12 Years a Slave opens with a remarkable shot, notable both for its composition and the length for which it’s held. A group of slaves stand in a sugarcane field, bedraggled but resolute, looking into the camera. It’s clear from the start that this movie isn’t content to simply be viewed. The picture stares back.
Based on an 1853 memoir by Solomon Northup, a free black man who lived in New York, the movie recounts what Northup himself documented: his kidnapping at the hands of slavers and the years he spent enduring a life of forced labor in Louisiana.
12 Years a Slave is a master class in turning history into cinematic drama. Speeches are few and far between, while sound and imagery are at the forefront. Director Steve McQueen, who worked similarly in Hunger and Shame, captures the past with an aching artfulness. As Solomon (Chiwetel Ejiofor) is beaten into submission by a kidnapper in a cell, his face is hidden in darkness, emphasizing that his identity is being obliterated along with his freedom. Later, while Solomon is en route to Louisiana by paddleboat, McQueen fills the screen with the inexorable churning of the paddle in the water, suggesting that he is now part of an industrialized, unstoppable system of abuse. Another shot works similarly: as the camera peers down from above, a carriage rushes in, its rectangle bed entirely filling the frame. The tarp is pulled back to reveal a number of slaves, tightly lined up in rows to maximize efficiency.
Even the movie’s sound design drips with sorrow.
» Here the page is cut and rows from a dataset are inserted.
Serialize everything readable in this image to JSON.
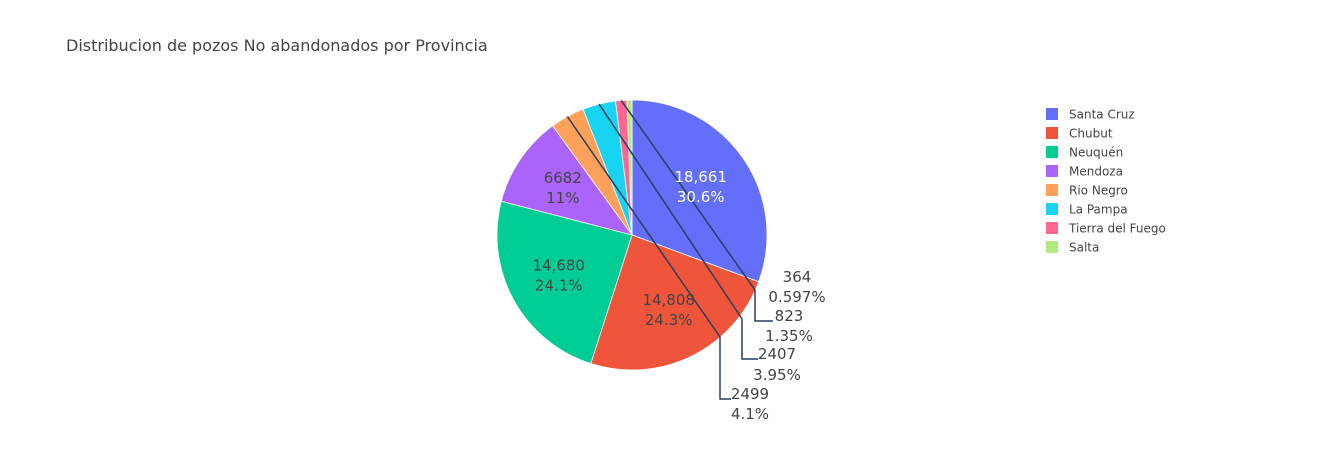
{
  "chart_data": {
    "type": "pie",
    "title": "Distribucion de pozos No abandonados por Provincia",
    "legend_position": "right",
    "slices": [
      {
        "label": "Santa Cruz",
        "value": 18661,
        "value_text": "18,661",
        "percent_text": "30.6%",
        "color": "#636efa"
      },
      {
        "label": "Chubut",
        "value": 14808,
        "value_text": "14,808",
        "percent_text": "24.3%",
        "color": "#ef553b"
      },
      {
        "label": "Neuquén",
        "value": 14680,
        "value_text": "14,680",
        "percent_text": "24.1%",
        "color": "#00cc96"
      },
      {
        "label": "Mendoza",
        "value": 6682,
        "value_text": "6682",
        "percent_text": "11%",
        "color": "#ab63fa"
      },
      {
        "label": "Rio Negro",
        "value": 2499,
        "value_text": "2499",
        "percent_text": "4.1%",
        "color": "#ffa15a"
      },
      {
        "label": "La Pampa",
        "value": 2407,
        "value_text": "2407",
        "percent_text": "3.95%",
        "color": "#19d3f3"
      },
      {
        "label": "Tierra del Fuego",
        "value": 823,
        "value_text": "823",
        "percent_text": "1.35%",
        "color": "#ff6692"
      },
      {
        "label": "Salta",
        "value": 364,
        "value_text": "364",
        "percent_text": "0.597%",
        "color": "#b6e880"
      }
    ]
  }
}
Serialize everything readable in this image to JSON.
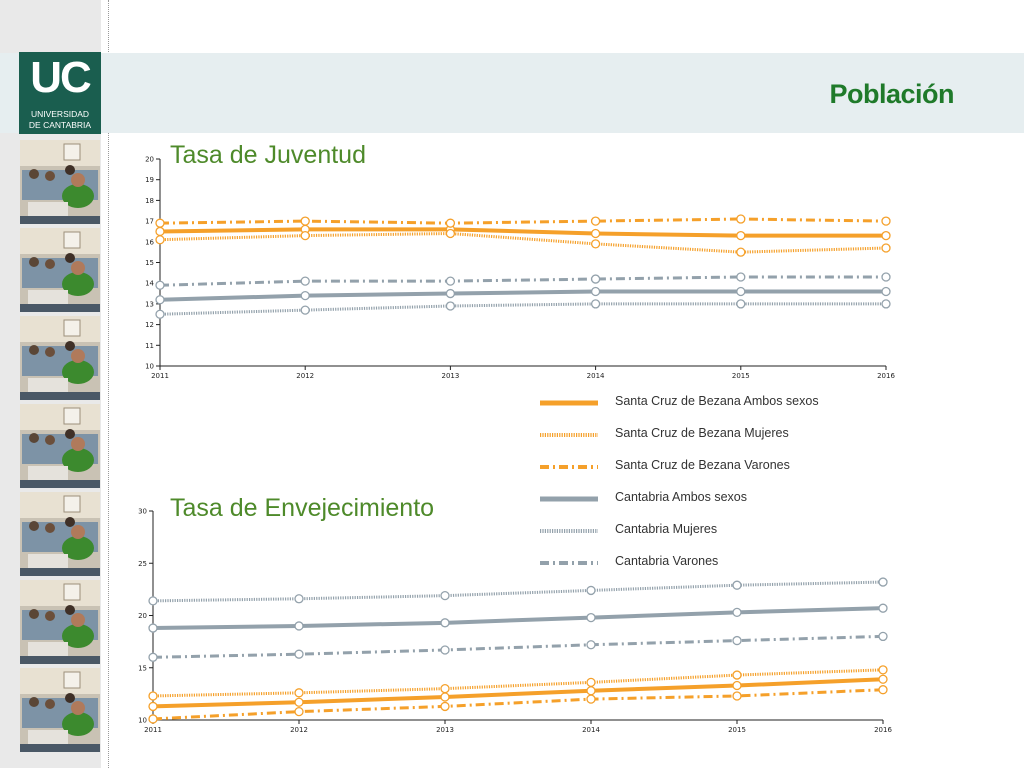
{
  "header": {
    "title": "Población",
    "logo": {
      "text": "UC",
      "line1": "UNIVERSIDAD",
      "line2": "DE CANTABRIA"
    }
  },
  "colors": {
    "orange": "#f5a02a",
    "gray": "#93a1ab",
    "title_green": "#1f7a2a",
    "chart_title_green": "#4e8a2a",
    "logo_bg": "#1a5e4f"
  },
  "legend": [
    {
      "label": "Santa Cruz de Bezana Ambos sexos",
      "color": "#f5a02a",
      "style": "solid"
    },
    {
      "label": "Santa Cruz de Bezana Mujeres",
      "color": "#f5a02a",
      "style": "hatched"
    },
    {
      "label": "Santa Cruz de Bezana Varones",
      "color": "#f5a02a",
      "style": "dashdot"
    },
    {
      "label": "Cantabria Ambos sexos",
      "color": "#93a1ab",
      "style": "solid"
    },
    {
      "label": "Cantabria Mujeres",
      "color": "#93a1ab",
      "style": "hatched"
    },
    {
      "label": "Cantabria Varones",
      "color": "#93a1ab",
      "style": "dashdot"
    }
  ],
  "chart_data": [
    {
      "type": "line",
      "title": "Tasa de Juventud",
      "x": [
        "2011",
        "2012",
        "2013",
        "2014",
        "2015",
        "2016"
      ],
      "ylim": [
        10,
        20
      ],
      "yticks": [
        10,
        11,
        12,
        13,
        14,
        15,
        16,
        17,
        18,
        19,
        20
      ],
      "series": [
        {
          "name": "Santa Cruz de Bezana Ambos sexos",
          "values": [
            16.5,
            16.6,
            16.6,
            16.4,
            16.3,
            16.3
          ]
        },
        {
          "name": "Santa Cruz de Bezana Mujeres",
          "values": [
            16.1,
            16.3,
            16.4,
            15.9,
            15.5,
            15.7
          ]
        },
        {
          "name": "Santa Cruz de Bezana Varones",
          "values": [
            16.9,
            17.0,
            16.9,
            17.0,
            17.1,
            17.0
          ]
        },
        {
          "name": "Cantabria Ambos sexos",
          "values": [
            13.2,
            13.4,
            13.5,
            13.6,
            13.6,
            13.6
          ]
        },
        {
          "name": "Cantabria Mujeres",
          "values": [
            12.5,
            12.7,
            12.9,
            13.0,
            13.0,
            13.0
          ]
        },
        {
          "name": "Cantabria Varones",
          "values": [
            13.9,
            14.1,
            14.1,
            14.2,
            14.3,
            14.3
          ]
        }
      ]
    },
    {
      "type": "line",
      "title": "Tasa de Envejecimiento",
      "x": [
        "2011",
        "2012",
        "2013",
        "2014",
        "2015",
        "2016"
      ],
      "ylim": [
        10,
        30
      ],
      "yticks": [
        10,
        15,
        20,
        25,
        30
      ],
      "series": [
        {
          "name": "Santa Cruz de Bezana Ambos sexos",
          "values": [
            11.3,
            11.7,
            12.2,
            12.8,
            13.3,
            13.9
          ]
        },
        {
          "name": "Santa Cruz de Bezana Mujeres",
          "values": [
            12.3,
            12.6,
            13.0,
            13.6,
            14.3,
            14.8
          ]
        },
        {
          "name": "Santa Cruz de Bezana Varones",
          "values": [
            10.1,
            10.8,
            11.3,
            12.0,
            12.3,
            12.9
          ]
        },
        {
          "name": "Cantabria Ambos sexos",
          "values": [
            18.8,
            19.0,
            19.3,
            19.8,
            20.3,
            20.7
          ]
        },
        {
          "name": "Cantabria Mujeres",
          "values": [
            21.4,
            21.6,
            21.9,
            22.4,
            22.9,
            23.2
          ]
        },
        {
          "name": "Cantabria Varones",
          "values": [
            16.0,
            16.3,
            16.7,
            17.2,
            17.6,
            18.0
          ]
        }
      ]
    }
  ]
}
When Solomon first arrives in Louisiana, he finds himself on a plantation where the owner (Benedict Cumberbatch) holds interracial church services on the front lawn. The first time the owner is reading from the Bible, we can’t really hear him because the mocking song of an overseer from the previous scene bleeds into this one. Later, during another Bible reading, his words are drowned out by a slave weeping over the loss of her children. With those two subtle moves, the film illuminates the hypocrisy of the dominant church of the time.
Speeches are few and far between, while sound and imagery are at the forefront.
It must be said that these are some of the gentler moments in 12 Years a Slave. Elsewhere, the awfulness of slavery is graphically depicted and overwhelming to watch. Yet I don’t think the film can be accused of emotional manipulation, even if some of the whipping scenes have the intensity of The Passion of the Christ. Consider the mise en scene of the most difficult sequences, which often involve a slave enduring punishment of some kind. Nearly every time, we notice other slaves walking by blithely in the background. In the movie’s most interminable moment, when Solomon is tied by his neck to a tree branch, his toes squishing in the mud as he desperately tries to stay upright, children even play in the field behind him. We’re reminded that slavery was a system so entrenched in American culture that it had become terrifyingly unremarkable, even to some of its primary victims.
This is where Ejiofor’s performance is key, for his stoicism is part of the tragedy. Throughout his journey, Solomon is witness to all sorts of despair that he is powerless to stop. As a musician, he’s often ordered to play cheery music in hopes of drowning out the vile things that are happening. And so these are double crimes: the injustice itself and the forcing of another to watch.
There are moments when Ejiofor shifts gears, however, and reveals a vacant hopelessness settling in for Solomon. It’s crushing to watch. At other times we get a glimmer of defiant attentiveness. In the picture’s most moving moment, we see the former give way to the latter as a group of slaves sings “Roll, Jordan, Roll” and Solomon, despite himself, joins in.
12 Years a Slave boasts several strong performances – Michael Fassbender, who starred in McQueen’s previous features and plays a particularly cruel slave owner here, proves once again he’s best as a man possessed by demons. But the standout performance in the film comes from Lupita Nyong’o, making her feature debut as Patsey, a slave on the plantation of Fassbender’s Edwin Epps. Patsey has come under Epps’ favor, which offers a few benefits – soap – but other abuses of unimaginable pain. Her midnight plea that Solomon murder her as an act of mercy reveals – in the manner of Toni Morrison’s great Beloved – how a sin as heinous as slavery can upend the entire moral universe.
What do we do with all of this? Besides remind ourselves of the bitter realities of slavery and acknowledge how its legacy might linger still today, it’s hard to say. 12 Years a Slave leaves you exhausted. Yet I admire the movie for throwing this burden back at us, the audience. There’s a brief throwaway moment toward the end, in which Solomon scans the horizon, his sober eyes eventually coming to rest on the camera, and us. It’s a jarring touch, yet it echoes the movie’s opening image. 12 Years a Slave begins as the story of witnesses. By its end, we’re witnesses too.